A Knox County woman who's struggled with addiction is now pregnant with her third child and, this time, wants to do it right. Nicole Rhyne lost custody of her two other children born drug exposed.

Nicole Rhyne is back in recovery and she is starting from the very beginning.

When you ask Nicole what's different this time for her, she has a very clear answer.

"It's my decision and I'm going to do something about it," Nicole said.

She found out in June, she was expecting her third child. Nicole doesn't have custody over her two previous children, both born drug-exposed.

"I wanted to do this without any medications as possible because that to me was another addiction in itself," Nicole said.

This time, she doesn't want her new baby boy to be taken from her.

"When it comes down to it, it's accepting that it's me making the decision and now it's me making the decision to do something about it," she said. "I have to. That's what I'm doing. It's literally a do or die situation. Not just for myself but for my son."

Nicole feels guilty though, she was using when she found out she was pregnant.

"He has no control over what I'm doing to him, what I was doing to him and that's something I'll have to live with and accept," Nicole said.

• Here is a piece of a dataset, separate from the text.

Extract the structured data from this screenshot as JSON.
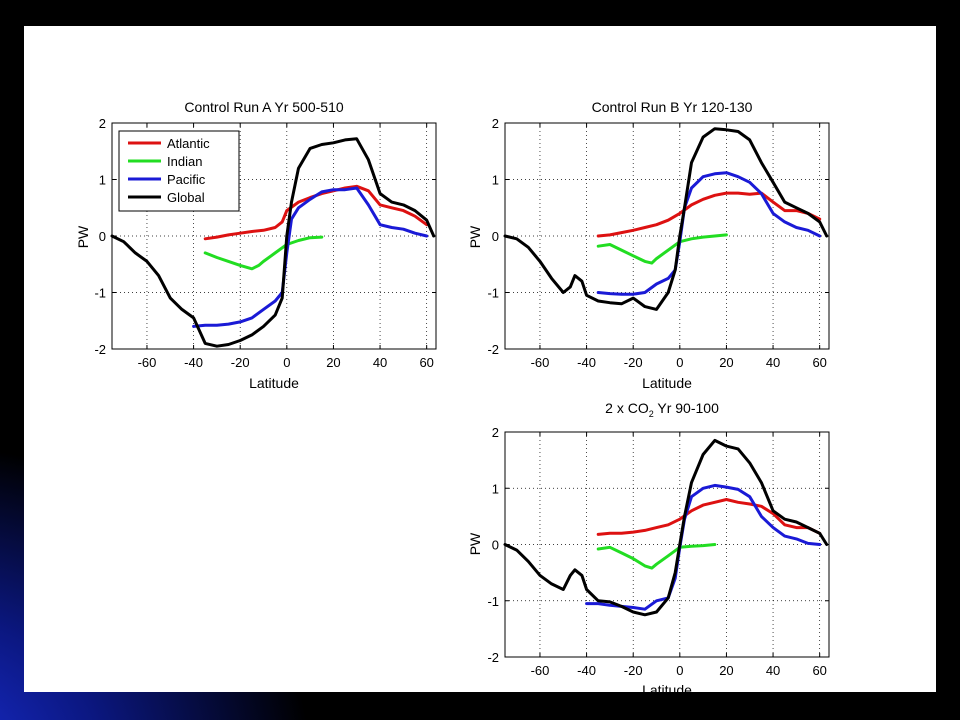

This time though, she's made the choice she's always wanted to make. Nicole believes her baby boy will be born drug-free. It's not only a goal for her but for Doctor Craig Towers at UT Medical Center.

"It's the success stories that keep me going that outweigh the ones where we don't succeed," Dr. Towers said in an ultrasound room in the High Risk Obstetrics wing.

Dr. Towers points out there is a difference between drug-dependent and drug-exposed.

"If you take 100 women who are using heroin off the street all the way up to delivery you don't have 100 babies go through NAS (neonatal abstinence syndrome). About 20 of those babies will not have NAS and what makes them different than the 80 that have NAS so they were drug exposed but they weren't drug-dependent in the fact they didn't show any evidence of withdrawal," he explained.

Towers is hopeful, with constant check ups and prenatal care, Nicole will give birth to a baby who won't need detox.

Nicole is ready to be a mom.

"I got to be my 100 percent so they can be my 100 percent," Nicole said. "I just want to live. I'm completely tired of existing. I'm ready to live."

Nicole is due in February and has already named her son Braelynn.